With Sunday school, an illustrated Bible, hymns and Christmas songs, children learn about Jesus’ life from start to finish. But the Bible isn’t so linear. It was “a huge effort to pull all four Gospels together, as
if they tell a single story,” Pagels explains. These books have some
similarities and curious differences. For example, Matthew and Luke mention the
birth of Jesus, but Mark and John do not. Matthew says the Magi follow the new
star that proclaims the birth of the new king. Luke has no star and no Magi,
but local herdsmen visit baby Jesus asleep in the manger.
Matthew, Mark, and Luke share similar content, order of events, and wording, which suggests they may have used common sources. However, the authors and the audiences were different. Mark, who wrote the earliest surviving account, was a devout Jew who believed in one God. Luke was a Gentile and became a (Jewish) convert. John, who Pagels calls the “radical revisionist writer,” is the one who explicitly says Jesus is the Son of God, whose sacrificial death atoned for the sins of the world. All of them use words of the Jewish prophets and the Psalms to prove Jesus’ life was foretold in Scriptures.

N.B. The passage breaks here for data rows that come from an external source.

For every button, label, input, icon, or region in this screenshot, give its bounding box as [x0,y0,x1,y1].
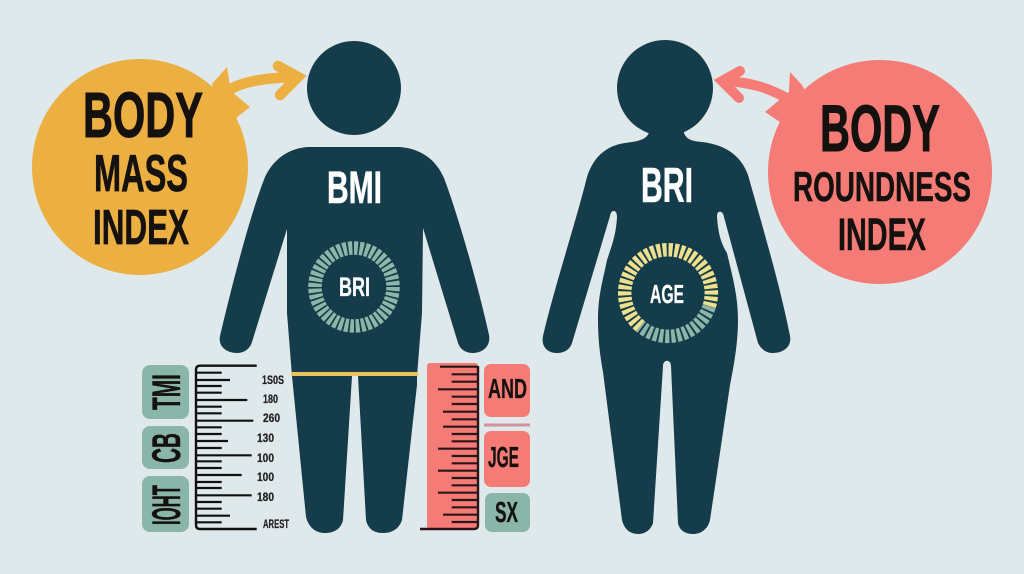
chart: right ruler scale [420,363,478,529]
waist band [291,372,418,376]
label: BRI: BRI [641,159,693,213]
tag: JGE: JGE [488,442,519,474]
label: BMI: BMI [327,162,382,213]
panel: right measurement labels [484,364,530,532]
tag: JGE [484,431,530,487]
scale numbers: 180 [263,392,278,406]
heading: body: BODY [820,91,940,165]
scale numbers: 180 [257,490,274,504]
gauge: age ring [625,250,711,336]
figure: left body silhouette [220,41,489,533]
panel: left measurement labels [142,365,189,532]
heading: body: BODY [83,79,203,151]
scale numbers: 100 [257,451,274,465]
tag: CB: CB [145,433,189,463]
figure: right body silhouette [543,40,790,534]
label: index: INDEX [838,209,926,260]
label: index: INDEX [93,201,189,255]
tag: CB [142,426,189,469]
scale numbers: 1S0S [262,373,284,387]
tag: AND: AND [488,373,527,404]
tag: SX: SX [495,497,518,529]
scale numbers: 130 [257,431,274,445]
tag: TMI [142,365,189,419]
arrow: body mass index to head [226,66,298,95]
scale numbers: 260 [263,411,280,425]
arrow: body roundness index to head [722,71,790,100]
scale numbers: AREST [263,517,289,531]
chart: left ruler scale [196,366,289,531]
tag: SX [485,493,530,532]
tag: AND [484,364,530,417]
panel: body roundness index badge [722,60,992,284]
scale numbers: 100 [257,470,274,484]
label: mass: MASS [94,145,188,203]
gauge: BRI ring: BRI [339,272,370,302]
tag: TMI: TMI [145,374,189,410]
tag: IOHT: IOHT [145,485,189,525]
tag: IOHT [142,476,189,532]
gauge: BRI ring [315,248,393,326]
panel: body mass index badge [32,59,298,275]
scale numbers [257,373,289,531]
gauge: age ring: AGE [650,279,684,309]
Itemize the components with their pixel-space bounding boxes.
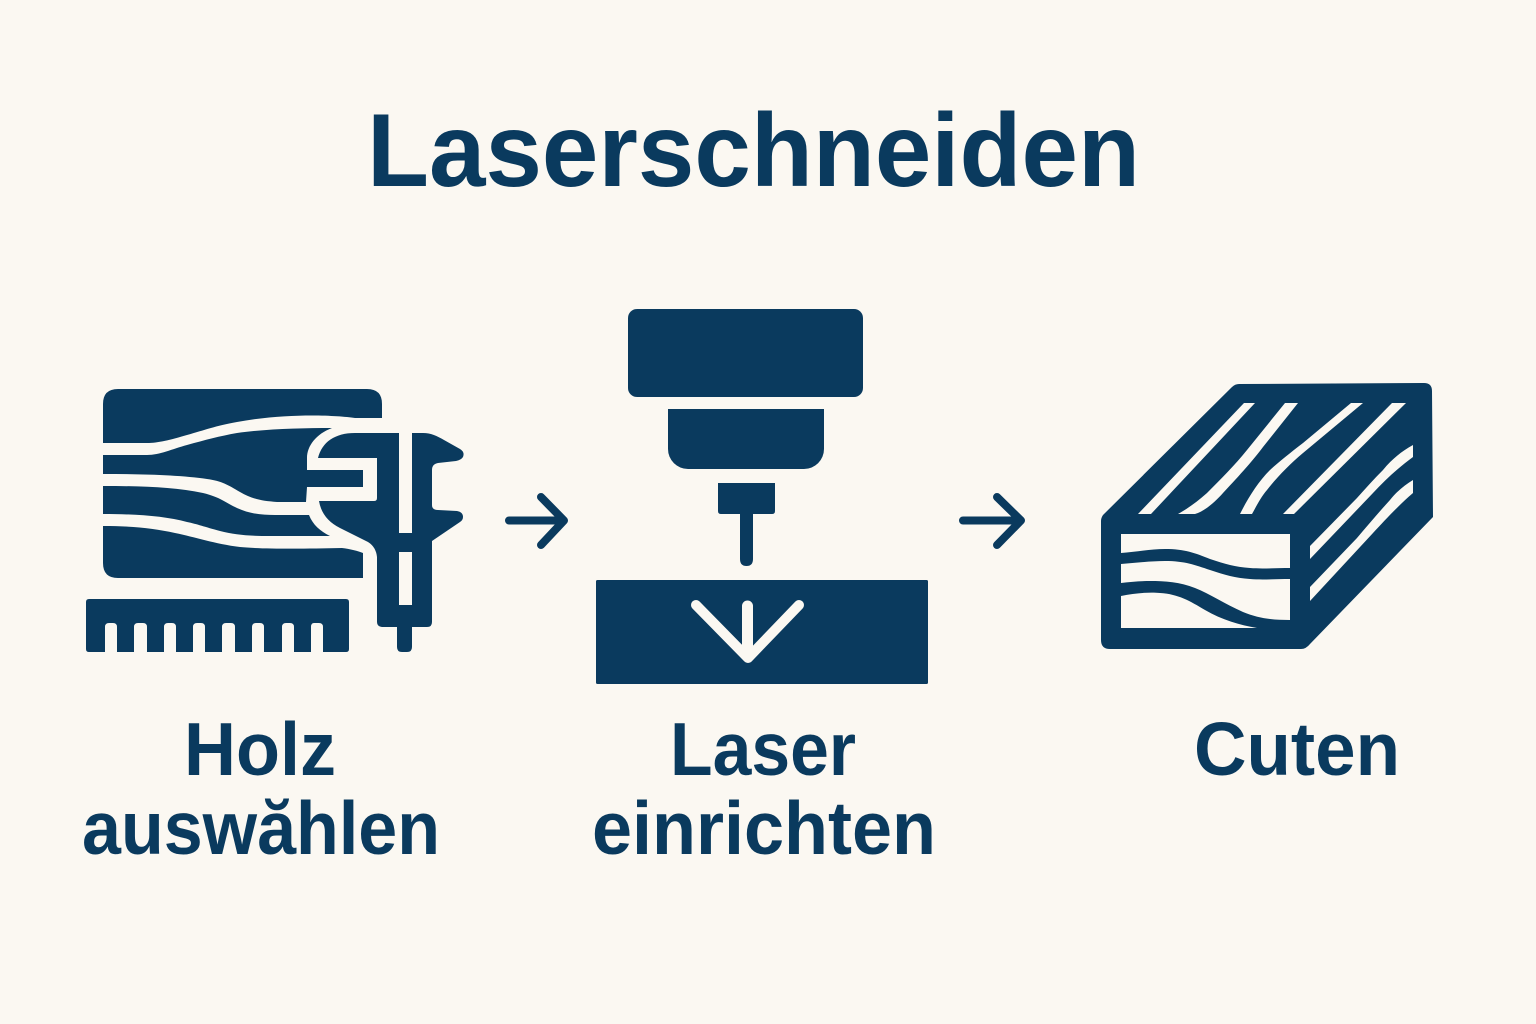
wood plank top: [103, 389, 382, 443]
label: step 1: auswăhlen: [82, 786, 440, 870]
label: step 1: [82, 707, 440, 870]
label: step 1: Holz: [184, 707, 336, 791]
top grain stripes: [1138, 403, 1406, 514]
caliper: [318, 433, 464, 652]
nozzle: [718, 483, 775, 566]
wood plank bottom: [103, 526, 363, 578]
wood plank third: [103, 486, 330, 536]
laser lens block: [668, 409, 824, 469]
label: step 2: [592, 707, 936, 870]
label: step 2: einrichten: [592, 786, 936, 870]
arrow in workpiece: [696, 605, 799, 658]
front face with grain: [1121, 534, 1290, 568]
arrow 2: [963, 497, 1021, 545]
label: step 3: Cuten: [1194, 707, 1400, 791]
block silhouette: [1101, 383, 1433, 649]
step 3 icon: cut wood block: [1101, 383, 1433, 649]
side grain stripes: [1310, 445, 1413, 601]
arrow 1: [509, 497, 564, 545]
step 2 icon: laser head over workpiece: [596, 309, 928, 684]
workpiece: [596, 580, 928, 684]
ruler: [86, 599, 349, 652]
title: Laserschneiden: [367, 93, 1140, 209]
laser housing: [628, 309, 863, 397]
label: step 2: Laser: [670, 707, 856, 791]
wood plank second: [103, 428, 363, 502]
step 1 icon: wood planks, ruler and caliper: [86, 389, 464, 652]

In 325 CE, Emperor Constantine gathered 300 bishops to
formulate the Nicene Creed, the core Christian beliefs about the nature of God
and the divinity of Christ—the basis of the Gospel of John. Over the decades
that followed, church leaders and councils decided which doctrines and stories
fit this overarching message. Of the many stories of Jesus that existed, few
were chosen as scripture; the rest were destroyed.*
The Gospels remind us how Jesus lived, with love,
compassion, and support for everyone. And, as Pagels declares, “In a world
filled with challenge, oppression, and suffering, their stories shift—often
suddenly—into hope.”
Miracles and Wonder is both the keystone and cornerstone to Pagels’ other books on early Christianity and the Gnostics. As a historian and religious scholar, she thoughtfully considers the historical mystery of Jesus and his message while adding personal stories and reflections on her life’s work.
Thanks to Doubleday for the ARC.
Rating: ★★★★★
Miracles and Wonder: The Historical Mystery of Jesus
by Elaine Pagels
Doubleday, 2025
*Despite the decree, monks from Nag Hammadi hid some of the forbidden texts in caves. In 1945, these early Christian and Gnostic texts were discovered in a sealed jar.